Event Recap: The 2013 Fiscal Summit

Today, the Peter G. Peterson Foundation held its third annual Fiscal Summit, assembling a number of prominent current and former lawmakers, experts, and commentators to discuss the current state and future of our economy and the nation's finances. The discussion was kicked off by Juan Enriquez, co-founder of Synthetic Genomics Inc., a biotechnology company. Enriquez described some of the recent technological advances and how the federal budget relates to advancements in technology, suggesting that growing entitlement spending could "crowd out" important investments.

The relationship between our budget and technological progress was further explored by former President Bill Clinton and Microsoft founder Bill Gates. Clinton argued the sequester is a perfect example of the problem of "kicking the can down the road" - in order to prevent FAA delays, we have cut investment in our regional air service. "When we kick the can down road, we favor the present over the future," Clinton said. Gates agreed sequestration didn't reflect the nation's values and argued that the discussion should turn to health care, a long-term driver of the nation's deficits. Clinton agreed that health care needed to be the focus, emphasizing the benefits of switching from a fee-for-service system to one that rewards quality of care and the need to put health care spending in a budget.

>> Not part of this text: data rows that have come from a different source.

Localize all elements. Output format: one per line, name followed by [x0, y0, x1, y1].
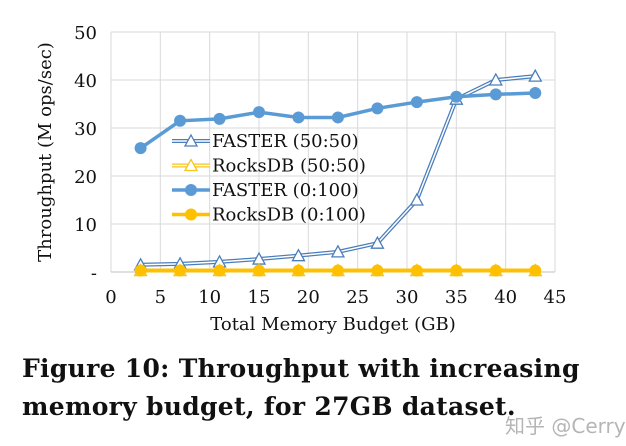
data-point-rocksdb-0-100 [371, 264, 384, 277]
data-point-faster-50-50 [528, 68, 543, 82]
data-point-rocksdb-0-100 [213, 264, 226, 277]
data-point-faster-0-100 [253, 106, 265, 119]
data-point-faster-0-100 [331, 111, 344, 124]
x-axis-label: Total Memory Budget (GB) [210, 314, 456, 335]
data-point-rocksdb-0-100 [134, 264, 147, 277]
x-tick-label: 20 [297, 287, 320, 308]
legend-marker-faster-0-100 [185, 184, 197, 196]
data-point-faster-0-100 [410, 96, 423, 109]
data-point-faster-50-50 [488, 72, 503, 86]
data-point-faster-50-50 [409, 192, 424, 206]
throughput-chart: 0 5 10 15 20 25 30 35 40 45 - 10 20 30 40 50 Total Memor… [35, 23, 567, 335]
x-tick-label: 45 [544, 287, 567, 308]
data-point-rocksdb-0-100 [292, 264, 305, 277]
data-point-rocksdb-0-100 [489, 264, 502, 277]
legend-label-rocksdb-50-50: RocksDB (50:50) [212, 156, 366, 177]
watermark: 知乎 @Cerry [505, 414, 626, 438]
data-point-faster-0-100 [174, 114, 187, 127]
y-tick-label: - [91, 263, 97, 284]
data-point-rocksdb-0-100 [410, 264, 423, 277]
data-point-faster-0-100 [489, 88, 502, 101]
x-tick-label: 10 [198, 287, 221, 308]
y-tick-label: 20 [74, 167, 97, 188]
x-tick-label: 0 [105, 287, 116, 308]
legend-marker-rocksdb-0-100 [185, 208, 197, 221]
y-tick-label: 40 [74, 71, 97, 92]
data-point-faster-0-100 [371, 102, 384, 115]
data-point-faster-50-50 [370, 235, 385, 249]
data-point-rocksdb-0-100 [529, 264, 542, 277]
figure-caption: Figure 10: Throughput with increasing me… [22, 354, 580, 421]
x-tick-label: 30 [396, 287, 419, 308]
x-tick-label: 35 [445, 287, 468, 308]
data-point-faster-50-50 [291, 248, 306, 262]
data-point-faster-50-50 [330, 244, 346, 258]
data-point-faster-0-100 [213, 112, 226, 125]
y-tick-label: 50 [74, 23, 97, 44]
legend-label-faster-50-50: FASTER (50:50) [212, 131, 359, 152]
data-point-faster-0-100 [292, 111, 305, 124]
x-tick-label: 15 [248, 287, 271, 308]
legend-label-faster-0-100: FASTER (0:100) [212, 180, 359, 201]
x-tick-label: 5 [155, 287, 166, 308]
data-point-faster-0-100 [529, 86, 542, 99]
y-tick-label: 30 [74, 119, 97, 140]
y-axis-label: Throughput (M ops/sec) [35, 42, 56, 262]
data-point-rocksdb-0-100 [450, 264, 463, 277]
x-tick-label: 25 [346, 287, 369, 308]
data-point-faster-0-100 [450, 90, 463, 103]
legend-marker-faster-50-50 [183, 133, 199, 147]
legend-label-rocksdb-0-100: RocksDB (0:100) [212, 205, 366, 226]
data-point-faster-0-100 [134, 142, 147, 155]
legend-marker-rocksdb-50-50 [183, 158, 199, 172]
data-point-rocksdb-0-100 [174, 264, 187, 277]
data-point-rocksdb-0-100 [253, 264, 265, 277]
x-tick-label: 40 [494, 287, 517, 308]
y-tick-label: 10 [74, 215, 97, 236]
data-point-rocksdb-0-100 [331, 264, 344, 277]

Clinton spoke favorably of the new Simpson-Bowles plan, in particular that it would delay much of the deficit reduction until after 2015, giving the economy more time to recover. On fiscal policy, Clinton argued that Paul Krugman was right on the short-term and Pete Peterson was right on the long-term. As we've said before, there are ways to follow both of those approaches.  Clinton also called on policymakers to turn the conversation from politics to the "grimy details." He said: "What matters is if what you do turns your good intentions into good choices."

Next were interviews with key policymakers involved in current budget negotiations, which included Senate Budget Committee Chair Patty Murray (D-WA), House Budget Committee Chair Paul Ryan (R-WI), former OMB director and Senator Rob Portman (R-OH), Director of the National Economic Council Gene Sperling, and House Budget Committee Ranking Member Chris Van Hollen (R-MD). While there were disagreements about how to move the country forward, all believed that both sides had to come together with a compromise after the experience of the last few years. As Murray put it, "The American people are tired of Congress managing by crisis."

Some room for potential common ground could be seen, particularly on tax reform. Both Ryan and Portman emphasized as a possible source of faster economic growth, though there was division on the amount of revenue that should be raised. When asked which entitlement proposal in the President's budget Van Hollen would be able to accept, he said that he would consider greater means-testing in Medicare. Ryan agreed that means-testing was an option that could become part of a bipartisan compromise.

Janet Murguria of La Raza, David Brooks of the New York Times, Chairman of the House Democratic Caucus Xavier Becerra (D-CA), and House Chief Deputy Whip Peter Roskam (R-IL) then discussed the future of Medicare and Social Security.  The panelists disagreed about the nature and severity of the fiscal challenges facing the social safety net, but all four agreed that we must work toward a bipartisan agreement that lets us live within our means and invest in the priorities that will drive future innovation. Brooks suggested that the path to such a balanced compromise would be to have Republicans offer short-term stimulative discretionary spending increases in exchange for long-term structural entitlement reforms from the Democrats.

In the next panel, Susan Dentzer of the Robert Wood Johnson Foundation, Mark McClellan of the Brookings Institution, and Harvey Feinberg of the Institute of Medicine presented on the rising cost of health care. The panelists praised the progress that we have made since the Affordable Care Act in beginning to move away from fee-for-service pay model and spent quite a bit of time talking about the value of getting patients more involved in the decision-making process when it comes to treatment options. Dentzer summed up the consensus of the discussion -- if consumers have to pay more for health care, they demand less of it. If they are involved in the decision making process and are better informed about their health care, they tend to choose to avoid the expensive or unproven services.

The summit's final panel, made up of Admiral Mike Mullen, Governor Martin O'Malley (D-MD), and former California Senate candidate Carly Fiorina, focused on two issues: education and national security.  All three panelists praised Teach for America as an effective model for encouraging the brightest Americans to become teachers, and Governor O’Malley argued for an educational model built around reforms suggested by educators. On national security, Admiral Mullen argued that we can afford to reduce the amount the Pentagon is spending, but we can’t afford to cut spending foolishly with the sequester.

Overall, the 2013 Fiscal Summit highlighted many different perspectives on our economic and budgetary.  Most importantly, it was a reminder that while the budget debate in Washington may seem frustrating at times, there's still a lot of potential for compromise on a long term solution to put our debt on a sustainable path.